Campos abandonados nos arredores da Cidade-reino Sodoma

— É rápido, pode deixar o motor ligado e me esperar — o romano abotoou a gola do sobretudo vermelho que parecia uma capa. Apontou uma série de telhados iluminados em meio à mata de bambu além da rodovia. — Só vou lá naquela mansão e depois volto para Sodoma com você. — Uma estrada de cascalho subia pelo terreno à margem da via, perdendo-se nas sombras do barranco na primeira curva. — Encosta aqui nos cascalhos mesmo, o trânsito está tranquilo.

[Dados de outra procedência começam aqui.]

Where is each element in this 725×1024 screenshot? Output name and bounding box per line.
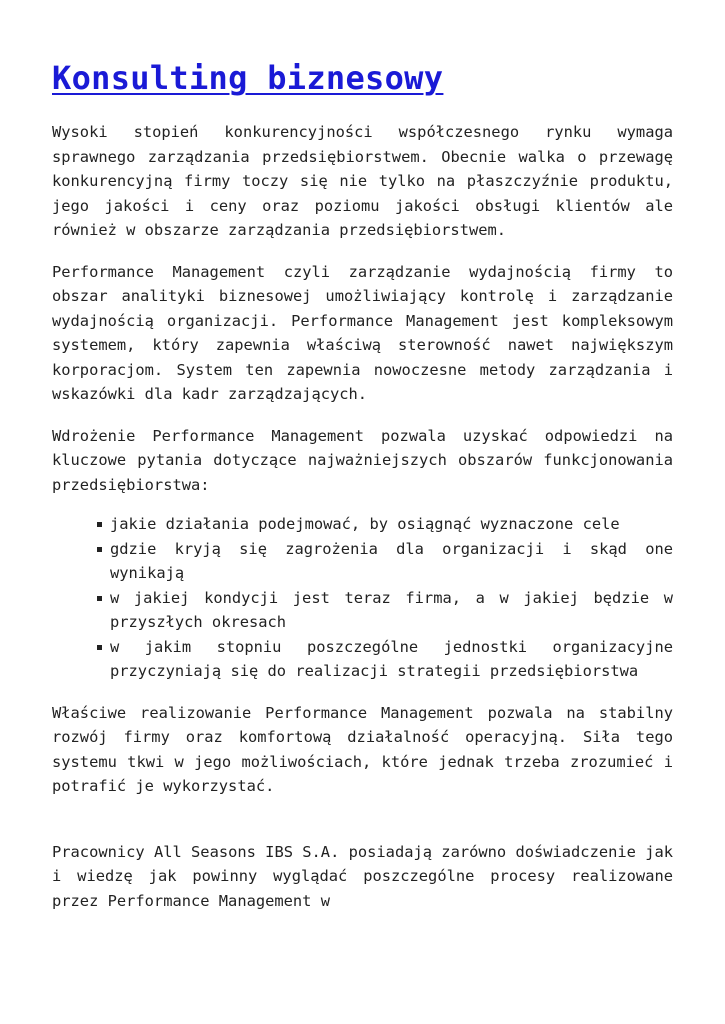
square-bullet-icon bbox=[97, 645, 102, 650]
paragraph-implementation: Wdrożenie Performance Management pozwala uzyskać odpowiedzi na kluczowe pytania dotyczące najważniejszych obszarów funkcjonowania przedsiębiorstwa: bbox=[52, 426, 673, 494]
list-item bbox=[110, 586, 673, 635]
title-link[interactable]: Konsulting biznesowy bbox=[52, 59, 444, 97]
square-bullet-icon bbox=[97, 596, 102, 601]
list-item-text: jakie działania podejmować, by osiągnąć wyznaczone cele bbox=[110, 515, 620, 533]
paragraph-intro: Wysoki stopień konkurencyjności współczesnego rynku wymaga sprawnego zarządzania przedsiębiorstwem. Obecnie walka o przewagę konkurencyjną firmy toczy się nie tylko na płaszczyźnie produktu, jego jakości i ceny oraz poziomu jakości obsługi klientów ale również w obszarze zarządzania przedsiębiorstwem. bbox=[52, 123, 673, 239]
square-bullet-icon bbox=[97, 547, 102, 552]
paragraph-company: Pracownicy All Seasons IBS S.A. posiadają zarówno doświadczenie jak i wiedzę jak powinny wyglądać poszczególne procesy realizowane przez Performance Management w bbox=[52, 842, 673, 910]
list-item-text: w jakiej kondycji jest teraz firma, a w jakiej będzie w przyszłych okresach bbox=[110, 588, 673, 631]
list-item bbox=[110, 512, 673, 537]
list-item-text: w jakim stopniu poszczególne jednostki organizacyjne przyczyniają się do realizacji strategii przedsiębiorstwa bbox=[110, 637, 673, 680]
list-item bbox=[110, 635, 673, 684]
square-bullet-icon bbox=[97, 522, 102, 527]
questions-list bbox=[52, 512, 673, 684]
list-item bbox=[110, 537, 673, 586]
paragraph-benefits: Właściwe realizowanie Performance Management pozwala na stabilny rozwój firmy oraz komfortową działalność operacyjną. Siła tego systemu tkwi w jego możliwościach, które jednak trzeba zrozumieć i potrafić je wykorzystać. bbox=[52, 703, 673, 795]
article-body bbox=[52, 120, 673, 913]
list-item-text: gdzie kryją się zagrożenia dla organizacji i skąd one wynikają bbox=[110, 539, 673, 582]
page-title bbox=[52, 56, 673, 100]
paragraph-performance-management: Performance Management czyli zarządzanie wydajnością firmy to obszar analityki biznesowej umożliwiający kontrolę i zarządzanie wydajnością organizacji. Performance Management jest kompleksowym systemem, który zapewnia właściwą sterowność nawet największym korporacjom. System ten zapewnia nowoczesne metody zarządzania i wskazówki dla kadr zarządzających. bbox=[52, 262, 673, 403]
document-page bbox=[52, 56, 673, 913]
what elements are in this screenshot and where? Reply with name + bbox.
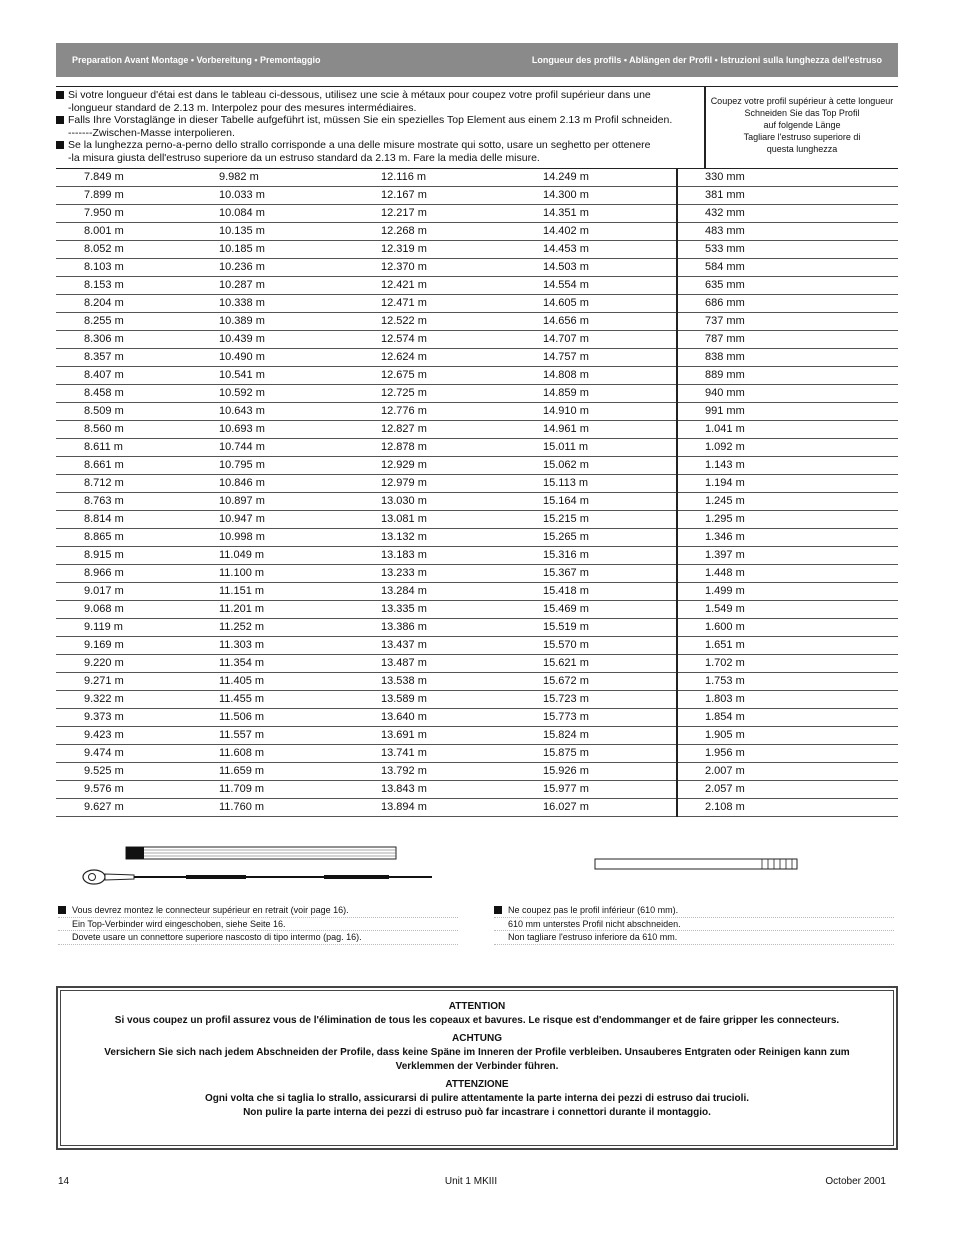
stay-length-cell: 12.522 m — [381, 313, 543, 331]
stay-length-cell: 8.204 m — [56, 295, 219, 313]
stay-length-cell: 10.947 m — [219, 511, 381, 529]
stay-length-cell: 10.490 m — [219, 349, 381, 367]
stay-length-cell: 10.998 m — [219, 529, 381, 547]
stay-length-cell: 10.795 m — [219, 457, 381, 475]
table-row — [56, 295, 898, 313]
stay-length-cell: 12.116 m — [381, 169, 543, 187]
lower-profile-illustration — [592, 855, 802, 875]
cut-length-cell: 889 mm — [677, 367, 898, 385]
cut-length-cell: 686 mm — [677, 295, 898, 313]
table-row — [56, 511, 898, 529]
stay-length-cell: 8.306 m — [56, 331, 219, 349]
cut-length-cell: 1.499 m — [677, 583, 898, 601]
stay-length-cell: 13.183 m — [381, 547, 543, 565]
stay-length-cell: 14.757 m — [543, 349, 677, 367]
stay-length-cell: 8.712 m — [56, 475, 219, 493]
attention-text-it-2: Non pulire la parte interna dei pezzi di estruso può far incastrare i connettori durante il montaggio. — [243, 1107, 711, 1118]
table-row — [56, 565, 898, 583]
cut-length-cell: 991 mm — [677, 403, 898, 421]
stay-length-cell: 12.827 m — [381, 421, 543, 439]
stay-length-cell: 10.185 m — [219, 241, 381, 259]
cut-length-cell: 1.194 m — [677, 475, 898, 493]
cut-length-cell: 1.600 m — [677, 619, 898, 637]
stay-length-cell: 7.849 m — [56, 169, 219, 187]
stay-length-cell: 8.611 m — [56, 439, 219, 457]
stay-length-cell: 14.351 m — [543, 205, 677, 223]
stay-length-cell: 14.859 m — [543, 385, 677, 403]
cut-length-cell: 1.245 m — [677, 493, 898, 511]
stay-length-cell: 13.691 m — [381, 727, 543, 745]
stay-length-cell: 12.319 m — [381, 241, 543, 259]
stay-length-cell: 11.049 m — [219, 547, 381, 565]
table-row — [56, 655, 898, 673]
cut-length-cell: 2.057 m — [677, 781, 898, 799]
stay-length-cell: 11.303 m — [219, 637, 381, 655]
stay-length-cell: 10.846 m — [219, 475, 381, 493]
table-row — [56, 205, 898, 223]
header-left-title: Preparation Avant Montage • Vorbereitung • Premontaggio — [72, 55, 321, 65]
stay-length-cell: 10.643 m — [219, 403, 381, 421]
cut-length-cell: 1.346 m — [677, 529, 898, 547]
stay-length-cell: 13.081 m — [381, 511, 543, 529]
stay-length-cell: 11.709 m — [219, 781, 381, 799]
stay-length-cell: 10.897 m — [219, 493, 381, 511]
stay-length-cell: 8.407 m — [56, 367, 219, 385]
stay-length-cell: 8.763 m — [56, 493, 219, 511]
stay-length-cell: 15.215 m — [543, 511, 677, 529]
stay-length-cell: 7.950 m — [56, 205, 219, 223]
stay-length-cell: 10.236 m — [219, 259, 381, 277]
table-row — [56, 493, 898, 511]
cut-length-cell: 838 mm — [677, 349, 898, 367]
stay-length-cell: 8.560 m — [56, 421, 219, 439]
section-header-bar — [56, 43, 898, 77]
cut-length-cell: 737 mm — [677, 313, 898, 331]
table-row — [56, 781, 898, 799]
stay-length-cell: 14.402 m — [543, 223, 677, 241]
cut-length-cell: 1.041 m — [677, 421, 898, 439]
table-row — [56, 367, 898, 385]
stay-length-cell: 13.538 m — [381, 673, 543, 691]
stay-length-cell: 15.164 m — [543, 493, 677, 511]
stay-length-cell: 10.033 m — [219, 187, 381, 205]
table-row — [56, 241, 898, 259]
stay-length-cell: 9.373 m — [56, 709, 219, 727]
table-row — [56, 637, 898, 655]
stay-length-cell: 15.977 m — [543, 781, 677, 799]
cut-length-cell: 1.397 m — [677, 547, 898, 565]
stay-length-cell: 10.135 m — [219, 223, 381, 241]
stay-length-cell: 7.899 m — [56, 187, 219, 205]
stay-length-cell: 8.661 m — [56, 457, 219, 475]
stay-length-cell: 15.723 m — [543, 691, 677, 709]
cut-length-cell: 1.651 m — [677, 637, 898, 655]
stay-length-cell: 12.471 m — [381, 295, 543, 313]
page-number: 14 — [58, 1176, 70, 1187]
table-row — [56, 529, 898, 547]
publication-date: October 2001 — [825, 1176, 886, 1187]
attention-heading-it: ATTENZIONE — [445, 1079, 509, 1090]
stay-length-cell: 11.201 m — [219, 601, 381, 619]
table-row — [56, 331, 898, 349]
cut-length-cell: 1.549 m — [677, 601, 898, 619]
cut-length-cell: 635 mm — [677, 277, 898, 295]
stay-length-cell: 16.027 m — [543, 799, 677, 817]
stay-length-cell: 14.656 m — [543, 313, 677, 331]
stay-length-cell: 11.252 m — [219, 619, 381, 637]
stay-length-cell: 11.608 m — [219, 745, 381, 763]
stay-length-cell: 15.367 m — [543, 565, 677, 583]
table-row — [56, 223, 898, 241]
stay-length-cell: 13.233 m — [381, 565, 543, 583]
stay-length-cell: 8.814 m — [56, 511, 219, 529]
stay-length-cell: 8.001 m — [56, 223, 219, 241]
stay-length-cell: 10.084 m — [219, 205, 381, 223]
table-row — [56, 583, 898, 601]
stay-length-cell: 12.167 m — [381, 187, 543, 205]
cut-length-cell: 1.905 m — [677, 727, 898, 745]
attention-heading-fr: ATTENTION — [448, 1001, 506, 1012]
cut-length-cell: 1.702 m — [677, 655, 898, 673]
stay-length-cell: 14.910 m — [543, 403, 677, 421]
stay-length-cell: 13.335 m — [381, 601, 543, 619]
stay-length-cell: 10.389 m — [219, 313, 381, 331]
stay-length-cell: 11.557 m — [219, 727, 381, 745]
stay-length-cell: 8.153 m — [56, 277, 219, 295]
stay-length-cell: 15.824 m — [543, 727, 677, 745]
stay-length-cell: 13.132 m — [381, 529, 543, 547]
stay-length-cell: 9.525 m — [56, 763, 219, 781]
stay-length-cell: 10.338 m — [219, 295, 381, 313]
stay-length-cell: 15.875 m — [543, 745, 677, 763]
stay-length-cell: 12.878 m — [381, 439, 543, 457]
table-row — [56, 439, 898, 457]
stay-length-cell: 15.062 m — [543, 457, 677, 475]
stay-length-cell: 15.519 m — [543, 619, 677, 637]
stay-length-cell: 11.405 m — [219, 673, 381, 691]
stay-length-cell: 14.300 m — [543, 187, 677, 205]
stay-length-cell: 14.707 m — [543, 331, 677, 349]
stay-length-cell: 8.103 m — [56, 259, 219, 277]
stay-length-cell: 13.386 m — [381, 619, 543, 637]
stay-length-cell: 9.169 m — [56, 637, 219, 655]
stay-length-cell: 9.576 m — [56, 781, 219, 799]
stay-length-cell: 13.487 m — [381, 655, 543, 673]
stay-length-cell: 8.915 m — [56, 547, 219, 565]
stay-length-cell: 12.929 m — [381, 457, 543, 475]
cut-length-cell: 381 mm — [677, 187, 898, 205]
table-row — [56, 799, 898, 817]
table-row — [56, 403, 898, 421]
top-connector-note: Vous devrez montez le connecteur supérieur en retrait (voir page 16). Ein Top-Verbinder wird eingeschoben, siehe Seite 16. Dovete usare un connettore superiore nascosto di tipo intermo (pag. 16). — [58, 904, 458, 945]
stay-length-cell: 12.979 m — [381, 475, 543, 493]
stay-length-cell: 9.068 m — [56, 601, 219, 619]
stay-length-cell: 10.439 m — [219, 331, 381, 349]
stay-length-cell: 12.725 m — [381, 385, 543, 403]
cut-length-cell: 2.108 m — [677, 799, 898, 817]
intro-paragraph-de: Falls Ihre Vorstaglänge in dieser Tabelle aufgeführt ist, müssen Sie ein spezielles Top Element aus einem 2.13 m Profil schneiden. -------Zwischen-Masse interpolieren. — [56, 114, 704, 139]
table-row — [56, 259, 898, 277]
stay-length-cell: 15.265 m — [543, 529, 677, 547]
attention-text-it-1: Ogni volta che si taglia lo strallo, assicurarsi di pulire attentamente la parte interna dei pezzi di estruso dai trucioli. — [204, 1093, 750, 1104]
stay-length-cell: 13.792 m — [381, 763, 543, 781]
stay-length-cell: 13.640 m — [381, 709, 543, 727]
table-row — [56, 475, 898, 493]
stay-length-cell: 13.284 m — [381, 583, 543, 601]
unit-name: Unit 1 MKIII — [444, 1176, 498, 1187]
stay-length-cell: 9.017 m — [56, 583, 219, 601]
stay-length-cell: 12.421 m — [381, 277, 543, 295]
stay-length-cell: 14.453 m — [543, 241, 677, 259]
stay-length-cell: 14.605 m — [543, 295, 677, 313]
intro-instructions — [56, 89, 704, 164]
stay-length-cell: 12.268 m — [381, 223, 543, 241]
stay-length-cell: 12.675 m — [381, 367, 543, 385]
stay-length-cell: 9.119 m — [56, 619, 219, 637]
stay-length-cell: 8.357 m — [56, 349, 219, 367]
stay-length-cell: 11.151 m — [219, 583, 381, 601]
stay-length-cell: 13.741 m — [381, 745, 543, 763]
bullet-square-icon — [56, 141, 64, 149]
stay-length-cell: 14.503 m — [543, 259, 677, 277]
stay-length-cell: 8.966 m — [56, 565, 219, 583]
bullet-square-icon — [56, 116, 64, 124]
cut-length-cell: 2.007 m — [677, 763, 898, 781]
table-row — [56, 727, 898, 745]
stay-length-cell: 12.574 m — [381, 331, 543, 349]
stay-length-cell: 9.423 m — [56, 727, 219, 745]
stay-length-cell: 9.982 m — [219, 169, 381, 187]
stay-length-cell: 12.370 m — [381, 259, 543, 277]
stay-length-cell: 11.354 m — [219, 655, 381, 673]
stay-length-cell: 10.287 m — [219, 277, 381, 295]
table-row — [56, 187, 898, 205]
table-row — [56, 313, 898, 331]
table-row — [56, 601, 898, 619]
stay-length-cell: 8.865 m — [56, 529, 219, 547]
cut-length-cell: 483 mm — [677, 223, 898, 241]
attention-text-de: Versichern Sie sich nach jedem Abschneiden der Profile, dass keine Späne im Inneren der Profile verbleiben. Unsauberes Entgraten oder Reinigen kann zum Verklemmen der Verbinder führen. — [104, 1047, 850, 1072]
stay-length-cell: 13.894 m — [381, 799, 543, 817]
lower-profile-note: Ne coupez pas le profil inférieur (610 mm). 610 mm unterstes Profil nicht abschneiden. Non tagliare l'estruso inferiore da 610 mm. — [494, 904, 894, 945]
stay-length-cell: 15.621 m — [543, 655, 677, 673]
stay-length-cell: 8.052 m — [56, 241, 219, 259]
stay-length-cell: 13.589 m — [381, 691, 543, 709]
stay-length-cell: 12.217 m — [381, 205, 543, 223]
stay-length-cell: 14.808 m — [543, 367, 677, 385]
cut-length-cell: 330 mm — [677, 169, 898, 187]
stay-length-cell: 11.659 m — [219, 763, 381, 781]
stay-length-cell: 15.113 m — [543, 475, 677, 493]
cut-length-column-header: Coupez votre profil supérieur à cette longueur Schneiden Sie das Top Profil auf folgende Länge Tagliare l'estruso superiore di questa lunghezza — [704, 87, 898, 169]
stay-length-cell: 11.100 m — [219, 565, 381, 583]
stay-length-cell: 15.316 m — [543, 547, 677, 565]
stay-length-cell: 15.011 m — [543, 439, 677, 457]
cut-length-cell: 1.753 m — [677, 673, 898, 691]
stay-length-cell: 11.506 m — [219, 709, 381, 727]
stay-length-cell: 11.760 m — [219, 799, 381, 817]
cut-length-cell: 1.092 m — [677, 439, 898, 457]
stay-length-cell: 9.271 m — [56, 673, 219, 691]
cut-length-cell: 1.448 m — [677, 565, 898, 583]
cut-length-cell: 1.143 m — [677, 457, 898, 475]
stay-length-cell: 14.554 m — [543, 277, 677, 295]
table-row — [56, 547, 898, 565]
bullet-square-icon — [58, 906, 66, 914]
bullet-square-icon — [494, 906, 502, 914]
stay-length-cell: 15.926 m — [543, 763, 677, 781]
forestay-length-table — [56, 168, 898, 817]
stay-length-cell: 15.773 m — [543, 709, 677, 727]
attention-heading-de: ACHTUNG — [452, 1033, 502, 1044]
table-row — [56, 457, 898, 475]
stay-length-cell: 15.570 m — [543, 637, 677, 655]
table-row — [56, 709, 898, 727]
stay-length-cell: 15.469 m — [543, 601, 677, 619]
stay-length-cell: 12.776 m — [381, 403, 543, 421]
table-row — [56, 277, 898, 295]
stay-length-cell: 14.961 m — [543, 421, 677, 439]
stay-length-cell: 10.693 m — [219, 421, 381, 439]
table-row — [56, 673, 898, 691]
table-row — [56, 619, 898, 637]
table-row — [56, 349, 898, 367]
stay-length-cell: 8.509 m — [56, 403, 219, 421]
stay-length-cell: 11.455 m — [219, 691, 381, 709]
cut-length-cell: 432 mm — [677, 205, 898, 223]
stay-length-cell: 8.255 m — [56, 313, 219, 331]
stay-length-cell: 15.672 m — [543, 673, 677, 691]
table-row — [56, 169, 898, 187]
stay-length-cell: 10.592 m — [219, 385, 381, 403]
bullet-square-icon — [56, 91, 64, 99]
stay-length-cell: 10.744 m — [219, 439, 381, 457]
cut-length-cell: 1.803 m — [677, 691, 898, 709]
cut-length-cell: 1.854 m — [677, 709, 898, 727]
stay-length-cell: 14.249 m — [543, 169, 677, 187]
stay-length-cell: 9.474 m — [56, 745, 219, 763]
cut-length-cell: 1.956 m — [677, 745, 898, 763]
top-connector-illustration — [74, 842, 434, 892]
table-row — [56, 421, 898, 439]
intro-paragraph-it: Se la lunghezza perno-a-perno dello strallo corrisponde a una delle misure mostrate qui sotto, usare un seghetto per ottenere -la misura giusta dell'estruso superiore da un estruso standard da 2.13 m. Fare la media delle misure. — [56, 139, 704, 164]
intro-paragraph-fr: Si votre longueur d'étai est dans le tableau ci-dessous, utilisez une scie à métaux pour coupez votre profil supérieur dans une -longueur standard de 2.13 m. Interpolez pour des mesures intermédiaires. — [56, 89, 704, 114]
stay-length-cell: 13.030 m — [381, 493, 543, 511]
cut-length-cell: 584 mm — [677, 259, 898, 277]
stay-length-cell: 9.627 m — [56, 799, 219, 817]
cut-length-cell: 533 mm — [677, 241, 898, 259]
attention-box — [56, 986, 898, 1150]
stay-length-cell: 13.437 m — [381, 637, 543, 655]
cut-length-cell: 1.295 m — [677, 511, 898, 529]
stay-length-cell: 12.624 m — [381, 349, 543, 367]
table-row — [56, 763, 898, 781]
stay-length-cell: 10.541 m — [219, 367, 381, 385]
stay-length-cell: 8.458 m — [56, 385, 219, 403]
stay-length-cell: 9.220 m — [56, 655, 219, 673]
stay-length-cell: 13.843 m — [381, 781, 543, 799]
header-right-title: Longueur des profils • Ablängen der Profil • Istruzioni sulla lunghezza dell'estruso — [531, 55, 882, 65]
table-row — [56, 691, 898, 709]
table-row — [56, 745, 898, 763]
intro-block — [56, 86, 898, 168]
table-row — [56, 385, 898, 403]
cut-length-cell: 787 mm — [677, 331, 898, 349]
stay-length-cell: 9.322 m — [56, 691, 219, 709]
stay-length-cell: 15.418 m — [543, 583, 677, 601]
attention-text-fr: Si vous coupez un profil assurez vous de l'élimination de tous les copeaux et bavures. Le risque est d'endommanger et de faire gripper les connecteurs. — [114, 1015, 840, 1026]
cut-length-cell: 940 mm — [677, 385, 898, 403]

— Filho... espera aí, não desce aqui — o motorista apertou o volante, os nós inchados dos dedos expandiram-se, mostrando o reumatismo avançado — não dá para te esperar. Você pediu só uma caroninha. Tenho um pedido de grãos para carregar... Grãos da Pégasus! Sabe como eles são, se eu atrasar... Tchau! Perco meu emprego. Depois tenho que buscar meus netos na zona oeste de Gomorra.

O passageiro, sentado ao lado do motorista, não desceu. Ficou calado, fitando os telhados.

— Bom — o velho emendou —, não sei o que você poderia querer para esses lados... Amigo, pelos Santos do Clero, não quero me envolver e não estou por sua con... Ugh! — um golpe. Rápido. Só deu tempo do velho arregalar os olhos.

A mão do romano já retornava para fora da janela do passageiro quando o "sua con... con... con..." ainda era ouvido. Com os dedos semiflexionados, a mão fora até o pescoço do velho e, com um maço de pele e veias, retornou. Um gesto quase instantâneo. Foi e voltou. O assassino espremeu o pedaço de garganta. Jogou a massa na lateral da pista, em meio à grama baixa das trincas do asfalto.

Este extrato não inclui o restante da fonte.